Don’t Go Near The Water

There is a park within Everglades National Park called Shark Valley. It is a very nice place to see natural Everglades. There is a paved fifteen-mile loop road which may be walked or bicycled and no motorized vehicles are allowed. To elevate the road, a canal was dug on the outside perimeter of the trail and an observation platform is at about the midway point. Alligators retreat into the canal for most of the time. They are not easy to spot. Usually you look for eyes and nostrils.

When my daughter was about eleven, her uncle and I took her on a trip around the loop on bicycles. It was a cold day in February, about thirty-eight degrees and very clear. The alligators’ metabolism is slowed by this great drop in temperature and that day many had crawled out onto the blacktop to try to recover some heat. By many, I mean about seventy.

There were alligators everywhere. Most were between seven and fourteen feet in length. There was almost no movement among the beasts. They looked like giant, black rubber gag alligators and their eyes were open. The Rangers had warned everyone, as I am sure they do in Yellowstone.

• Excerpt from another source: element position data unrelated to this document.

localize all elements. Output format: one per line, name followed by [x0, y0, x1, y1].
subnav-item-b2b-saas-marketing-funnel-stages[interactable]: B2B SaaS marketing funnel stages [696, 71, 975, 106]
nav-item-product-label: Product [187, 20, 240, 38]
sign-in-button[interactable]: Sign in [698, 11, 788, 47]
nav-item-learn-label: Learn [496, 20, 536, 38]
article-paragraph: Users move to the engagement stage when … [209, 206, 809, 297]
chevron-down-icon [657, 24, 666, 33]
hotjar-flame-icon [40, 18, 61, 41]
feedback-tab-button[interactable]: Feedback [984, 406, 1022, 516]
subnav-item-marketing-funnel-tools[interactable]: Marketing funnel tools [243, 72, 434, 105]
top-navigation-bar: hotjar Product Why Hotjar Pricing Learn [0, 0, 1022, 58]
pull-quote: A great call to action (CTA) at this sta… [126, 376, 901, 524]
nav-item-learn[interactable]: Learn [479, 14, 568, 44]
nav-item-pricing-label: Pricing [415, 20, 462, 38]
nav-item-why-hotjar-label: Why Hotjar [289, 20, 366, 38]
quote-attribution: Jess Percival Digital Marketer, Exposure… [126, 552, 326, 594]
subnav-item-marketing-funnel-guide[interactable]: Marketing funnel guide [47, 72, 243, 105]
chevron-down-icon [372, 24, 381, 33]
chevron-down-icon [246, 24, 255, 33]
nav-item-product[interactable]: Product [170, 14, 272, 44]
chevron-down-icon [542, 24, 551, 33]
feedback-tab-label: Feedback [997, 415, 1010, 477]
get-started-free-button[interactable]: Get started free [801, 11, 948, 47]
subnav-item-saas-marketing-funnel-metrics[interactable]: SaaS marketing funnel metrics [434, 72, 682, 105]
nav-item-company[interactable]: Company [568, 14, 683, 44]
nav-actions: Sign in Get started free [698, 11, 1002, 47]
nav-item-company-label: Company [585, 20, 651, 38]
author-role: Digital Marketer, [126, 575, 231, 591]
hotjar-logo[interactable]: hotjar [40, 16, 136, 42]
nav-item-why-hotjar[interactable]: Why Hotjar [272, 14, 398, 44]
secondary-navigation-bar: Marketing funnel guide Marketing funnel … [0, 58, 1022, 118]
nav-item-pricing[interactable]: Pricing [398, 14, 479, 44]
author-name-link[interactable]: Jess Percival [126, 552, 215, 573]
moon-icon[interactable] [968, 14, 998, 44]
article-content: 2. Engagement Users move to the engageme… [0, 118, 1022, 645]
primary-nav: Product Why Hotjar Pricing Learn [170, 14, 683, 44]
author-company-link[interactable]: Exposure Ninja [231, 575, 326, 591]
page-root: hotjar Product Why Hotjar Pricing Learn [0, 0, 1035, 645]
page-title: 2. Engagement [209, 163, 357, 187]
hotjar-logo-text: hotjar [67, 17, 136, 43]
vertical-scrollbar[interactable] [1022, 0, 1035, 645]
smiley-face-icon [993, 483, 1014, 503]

Still there were foolwits posing for pictures dangerously close to the animals, as I am sure there are many people mauled each year by Grizzleys while trying to get a snapshot of themselves with their arm around Yogi. Unfrickinbelievable.

We sure didn’t tell the Rangers that we had guns in our packs but I wasn’t about to go into the actual Everglades unarmed with my daughter. FOX News just showed a quick shot of an alligator being caught in some Texas Suburb. Curiously, I had seen it earlier on NBC Today Show. [Don't ask. I was taking something to my Mom and she cannot live without Katie, Matt, Al and Ann.] Matt warned that the homemade video would be ‘disturbing’ and cut to Soledad O’Brien who narrated the piece.

An alligator which appeared to go twelve feet or bigger was in the middle of some Pleasant Valley street. The street was two-laned and curbed. The whole neighborhood had turned out to watch and videotape the creature. Some expert had been called and arrived to deal with the beast. What the citizens expected the expert to do, I have no idea. Maybe flip it on its back and put it to sleep by rubbing on its tummy the way they do in shows out at Seminole Village. What the expert did was lassoo the gator very expertly from a safe distance, knot the safer end of the rope to the trailer-hitch on his pick-em-up truck, drag the gator a safe distance from the kids and houses and shoot him dead. Very good. In my neigborhood, we would have begged the expert for the carcass so we could harvest the hide and barbeque the tail but in Houston? Naw. The hissies pitched a mommyfit. Solidad went senseless. I thought they were gonna have to call 911 to rescue Al. Surely he, among all of them, would be dreaming of gator steak.

The Texas Wildlife Department is apologizing now on FOX. What iceholes. Wonderful lesson for kids to see dangerous animals killed. But… Nooooooo! Here in Dade County a guy used a .22 rifle to kill a giant iguana which had gotten into his fenced dog-run. He was arrested and charged with animal cruelty and illegally discharging a firearm. This country has become the sluice-pit of Nannystateism. People cannot be trusted to make any decision and must wait for the Authorities to deal with each codified notion. Now even the Autorities can’t be trusted to deal sensibly. Better a child should be eaten than a wild and dangerous beast [who probably would not have suffered scuff marks had the expert dragged him to Thibodaux, Louisiana] have a rope put around his neck. A rope? Dragged behind a truck? In Texas? We all know what THAT means!

I will pose a question. Would the Nannymommies have got themselves conflicted had the alligator been discovered coughing up the hide of somebody’s Shar Pei? What to do?